McCaul Introduces Bill to Improve Access to Potentially Lifesaving Drugs for Sick Patients

Press Release

Date: Dec. 8, 2014
Location: Washington, DC
Issues: Marijuana

Today, U.S. Representative Michael McCaul (R-TX) introduced H.R. 5805, the Andrea Sloan Compassionate Use Reform and Enhancement (CURE) Act, which would make important reforms to the Food and Drug Administration's (FDA) expanded access ("compassionate use") program, by ensuring seriously ill patients have the right to know the compassionate use policies of pharmaceutical companies. The bill is named after Andrea Sloan, an Austin resident who died on New Year's Day after being denied access to a potentially lifesaving drugs to treat her seven-year battle with ovarian cancer.

The FDA permits patients, on a case-by-case basis, to access treatments still in the development process and outside of the clinical trial setting when certain criteria are met. Recent high profile cases, such as Andrea Sloan and seven-year-old pediatric cancer patient Josh Hardy's requests for access to experimental drugs, and the recent passage of "Right to Try" laws in several states, cry out for a federal response to reform and enhance the compassionate use program.

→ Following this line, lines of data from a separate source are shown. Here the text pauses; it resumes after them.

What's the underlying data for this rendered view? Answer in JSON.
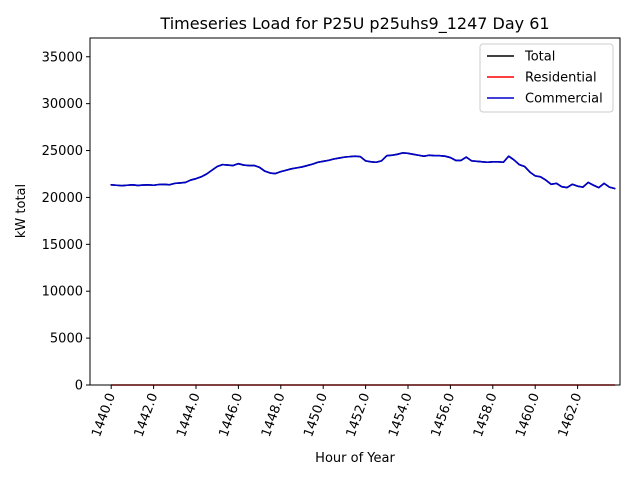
{
  "chart_data": {
    "type": "line",
    "title": "Timeseries Load for P25U p25uhs9_1247  Day 61",
    "xlabel": "Hour of Year",
    "ylabel": "kW total",
    "xlim": [
      1439.0,
      1464.0
    ],
    "ylim": [
      0,
      37000
    ],
    "xticks": [
      1440,
      1442,
      1444,
      1446,
      1448,
      1450,
      1452,
      1454,
      1456,
      1458,
      1460,
      1462
    ],
    "xtick_labels": [
      "1440.0",
      "1442.0",
      "1444.0",
      "1446.0",
      "1448.0",
      "1450.0",
      "1452.0",
      "1454.0",
      "1456.0",
      "1458.0",
      "1460.0",
      "1462.0"
    ],
    "yticks": [
      0,
      5000,
      10000,
      15000,
      20000,
      25000,
      30000,
      35000
    ],
    "ytick_labels": [
      "0",
      "5000",
      "10000",
      "15000",
      "20000",
      "25000",
      "30000",
      "35000"
    ],
    "legend_position": "top-right",
    "x": [
      1440.0,
      1440.25,
      1440.5,
      1440.75,
      1441.0,
      1441.25,
      1441.5,
      1441.75,
      1442.0,
      1442.25,
      1442.5,
      1442.75,
      1443.0,
      1443.25,
      1443.5,
      1443.75,
      1444.0,
      1444.25,
      1444.5,
      1444.75,
      1445.0,
      1445.25,
      1445.5,
      1445.75,
      1446.0,
      1446.25,
      1446.5,
      1446.75,
      1447.0,
      1447.25,
      1447.5,
      1447.75,
      1448.0,
      1448.25,
      1448.5,
      1448.75,
      1449.0,
      1449.25,
      1449.5,
      1449.75,
      1450.0,
      1450.25,
      1450.5,
      1450.75,
      1451.0,
      1451.25,
      1451.5,
      1451.75,
      1452.0,
      1452.25,
      1452.5,
      1452.75,
      1453.0,
      1453.25,
      1453.5,
      1453.75,
      1454.0,
      1454.25,
      1454.5,
      1454.75,
      1455.0,
      1455.25,
      1455.5,
      1455.75,
      1456.0,
      1456.25,
      1456.5,
      1456.75,
      1457.0,
      1457.25,
      1457.5,
      1457.75,
      1458.0,
      1458.25,
      1458.5,
      1458.75,
      1459.0,
      1459.25,
      1459.5,
      1459.75,
      1460.0,
      1460.25,
      1460.5,
      1460.75,
      1461.0,
      1461.25,
      1461.5,
      1461.75,
      1462.0,
      1462.25,
      1462.5,
      1462.75,
      1463.0,
      1463.25,
      1463.5,
      1463.75
    ],
    "series": [
      {
        "name": "Total",
        "color": "#000000",
        "values": [
          21350,
          21300,
          21250,
          21300,
          21350,
          21280,
          21320,
          21350,
          21300,
          21380,
          21400,
          21350,
          21500,
          21550,
          21600,
          21850,
          22000,
          22200,
          22500,
          22900,
          23300,
          23500,
          23450,
          23400,
          23600,
          23450,
          23400,
          23400,
          23200,
          22800,
          22600,
          22550,
          22750,
          22900,
          23050,
          23150,
          23250,
          23400,
          23550,
          23750,
          23850,
          23950,
          24100,
          24200,
          24300,
          24350,
          24400,
          24350,
          23900,
          23800,
          23750,
          23900,
          24450,
          24500,
          24600,
          24750,
          24700,
          24600,
          24500,
          24400,
          24500,
          24450,
          24450,
          24400,
          24250,
          23950,
          23950,
          24300,
          23900,
          23850,
          23800,
          23750,
          23800,
          23800,
          23750,
          24400,
          24000,
          23500,
          23300,
          22700,
          22300,
          22200,
          21850,
          21400,
          21500,
          21150,
          21050,
          21400,
          21200,
          21100,
          21600,
          21300,
          21050,
          21500,
          21100,
          20950
        ]
      },
      {
        "name": "Residential",
        "color": "#ff0000",
        "values": [
          0,
          0,
          0,
          0,
          0,
          0,
          0,
          0,
          0,
          0,
          0,
          0,
          0,
          0,
          0,
          0,
          0,
          0,
          0,
          0,
          0,
          0,
          0,
          0,
          0,
          0,
          0,
          0,
          0,
          0,
          0,
          0,
          0,
          0,
          0,
          0,
          0,
          0,
          0,
          0,
          0,
          0,
          0,
          0,
          0,
          0,
          0,
          0,
          0,
          0,
          0,
          0,
          0,
          0,
          0,
          0,
          0,
          0,
          0,
          0,
          0,
          0,
          0,
          0,
          0,
          0,
          0,
          0,
          0,
          0,
          0,
          0,
          0,
          0,
          0,
          0,
          0,
          0,
          0,
          0,
          0,
          0,
          0,
          0,
          0,
          0,
          0,
          0,
          0,
          0,
          0,
          0,
          0,
          0,
          0,
          0
        ]
      },
      {
        "name": "Commercial",
        "color": "#0000cc",
        "values": [
          21350,
          21300,
          21250,
          21300,
          21350,
          21280,
          21320,
          21350,
          21300,
          21380,
          21400,
          21350,
          21500,
          21550,
          21600,
          21850,
          22000,
          22200,
          22500,
          22900,
          23300,
          23500,
          23450,
          23400,
          23600,
          23450,
          23400,
          23400,
          23200,
          22800,
          22600,
          22550,
          22750,
          22900,
          23050,
          23150,
          23250,
          23400,
          23550,
          23750,
          23850,
          23950,
          24100,
          24200,
          24300,
          24350,
          24400,
          24350,
          23900,
          23800,
          23750,
          23900,
          24450,
          24500,
          24600,
          24750,
          24700,
          24600,
          24500,
          24400,
          24500,
          24450,
          24450,
          24400,
          24250,
          23950,
          23950,
          24300,
          23900,
          23850,
          23800,
          23750,
          23800,
          23800,
          23750,
          24400,
          24000,
          23500,
          23300,
          22700,
          22300,
          22200,
          21850,
          21400,
          21500,
          21150,
          21050,
          21400,
          21200,
          21100,
          21600,
          21300,
          21050,
          21500,
          21100,
          20950
        ]
      }
    ]
  }
}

Upon introduction of the bill, Representative McCaul said, "Across the United States, patients with life-threatening conditions are desperate for treatments that hold the potential to save and prolong their lives. In some extreme cases, experimental drugs or devices may be a patient's only hope when FDA-approved treatments are not available and when patients are unable to enroll in a clinical trial. The Andrea Sloan CURE Act will give patients and doctors up front information about how to access experimental treatments and provide drug companies more certainty about the compassionate use program."